Once the knee swelling subsided, the back pain was still present but not as pronounced. Despite all that I was going through, I didn’t miss any classes. I was a pre-med student. The doctor mentality had already set it. Nothing was going to stop me. I would limp along with schoolwork and everything else. I even went to my three hour organic chemistry labs and propped myself up on my one good leg. That became my new “normal.”
This continued for about a year a half later until things got much worse. I awoke one day with pain and blurriness of my left eye. I went to the school medical clinic and they said it must be conjunctivitis and put a patch on my eye. As you could imagine, that went over real well. In college, no one wants to catch pink eye!
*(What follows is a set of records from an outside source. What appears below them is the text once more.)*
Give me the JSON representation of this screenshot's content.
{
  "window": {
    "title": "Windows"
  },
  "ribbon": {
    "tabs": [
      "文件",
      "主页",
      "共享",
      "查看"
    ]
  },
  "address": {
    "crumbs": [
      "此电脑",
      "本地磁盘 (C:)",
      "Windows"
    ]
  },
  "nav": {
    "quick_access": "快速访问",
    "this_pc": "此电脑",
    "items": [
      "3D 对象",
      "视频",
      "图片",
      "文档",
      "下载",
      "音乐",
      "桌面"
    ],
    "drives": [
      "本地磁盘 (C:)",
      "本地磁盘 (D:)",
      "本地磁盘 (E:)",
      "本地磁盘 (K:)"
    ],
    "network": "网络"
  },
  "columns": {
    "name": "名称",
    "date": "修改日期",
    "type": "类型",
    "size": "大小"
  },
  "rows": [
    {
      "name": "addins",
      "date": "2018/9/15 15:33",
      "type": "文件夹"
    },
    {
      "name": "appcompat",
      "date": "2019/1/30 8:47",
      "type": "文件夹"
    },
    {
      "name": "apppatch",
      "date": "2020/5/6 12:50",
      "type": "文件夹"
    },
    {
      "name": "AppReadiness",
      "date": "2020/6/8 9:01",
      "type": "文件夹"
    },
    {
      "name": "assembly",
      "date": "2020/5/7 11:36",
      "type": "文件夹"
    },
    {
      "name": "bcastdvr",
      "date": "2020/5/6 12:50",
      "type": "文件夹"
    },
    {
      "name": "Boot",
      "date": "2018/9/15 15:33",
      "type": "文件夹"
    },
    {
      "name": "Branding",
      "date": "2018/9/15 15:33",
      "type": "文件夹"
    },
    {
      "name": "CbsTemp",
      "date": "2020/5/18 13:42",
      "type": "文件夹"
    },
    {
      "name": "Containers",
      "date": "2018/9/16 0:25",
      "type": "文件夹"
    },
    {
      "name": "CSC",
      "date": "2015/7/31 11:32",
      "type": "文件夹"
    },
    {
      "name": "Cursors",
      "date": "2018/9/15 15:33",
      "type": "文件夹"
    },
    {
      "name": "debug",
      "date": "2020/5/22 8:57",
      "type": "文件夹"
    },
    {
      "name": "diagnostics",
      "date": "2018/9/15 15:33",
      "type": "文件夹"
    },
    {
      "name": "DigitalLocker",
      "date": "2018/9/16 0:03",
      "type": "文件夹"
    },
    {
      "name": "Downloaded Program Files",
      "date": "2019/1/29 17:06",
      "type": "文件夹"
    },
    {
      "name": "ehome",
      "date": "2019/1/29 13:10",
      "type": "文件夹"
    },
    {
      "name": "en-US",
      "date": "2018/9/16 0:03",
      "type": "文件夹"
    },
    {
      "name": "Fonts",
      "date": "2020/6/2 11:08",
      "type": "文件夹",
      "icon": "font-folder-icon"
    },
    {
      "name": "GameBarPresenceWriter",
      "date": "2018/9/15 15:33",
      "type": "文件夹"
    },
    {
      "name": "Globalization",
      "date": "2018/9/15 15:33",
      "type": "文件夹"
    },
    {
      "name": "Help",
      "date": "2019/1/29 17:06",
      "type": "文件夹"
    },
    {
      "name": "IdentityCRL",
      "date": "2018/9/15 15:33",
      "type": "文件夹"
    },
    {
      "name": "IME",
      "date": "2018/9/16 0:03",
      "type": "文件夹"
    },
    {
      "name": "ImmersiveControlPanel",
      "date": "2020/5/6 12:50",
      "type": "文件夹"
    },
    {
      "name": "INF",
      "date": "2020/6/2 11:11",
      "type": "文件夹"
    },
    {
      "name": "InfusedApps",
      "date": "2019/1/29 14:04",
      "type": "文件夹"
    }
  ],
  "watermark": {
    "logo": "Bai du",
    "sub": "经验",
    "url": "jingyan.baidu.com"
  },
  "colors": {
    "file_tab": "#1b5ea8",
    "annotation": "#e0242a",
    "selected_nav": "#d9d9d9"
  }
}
Anyway, another day went by and the pain accelerated and became excruciating. It felt like someone was stabbing me in the left eye with a knife. I couldn’t bear any light. Even the blinking light of the phone in my dorm room was too painful to see. Joint pain I could live with but blindness I could not. I urgently saw my ophthalmologist who diagnosed me with uveitis. Another fancy condition that I learned is an offshoot of my initial disease.
Basically, when you have an autoimmune condition, it can cause inflammation in any part of the body and that is what was happening to me. My mother bemoaned that I was crippled and now going blind (spoiler alert: I am now neither). It took over 6 months for me to get vision back to normal in my left eye. I walked around with a bag of eye drops, different ones that had to be taken at different times. And yet I still made it to my classes and even took my histology final (which consisted of slides of microscopic images on a screen in the front of the class) with just one eye.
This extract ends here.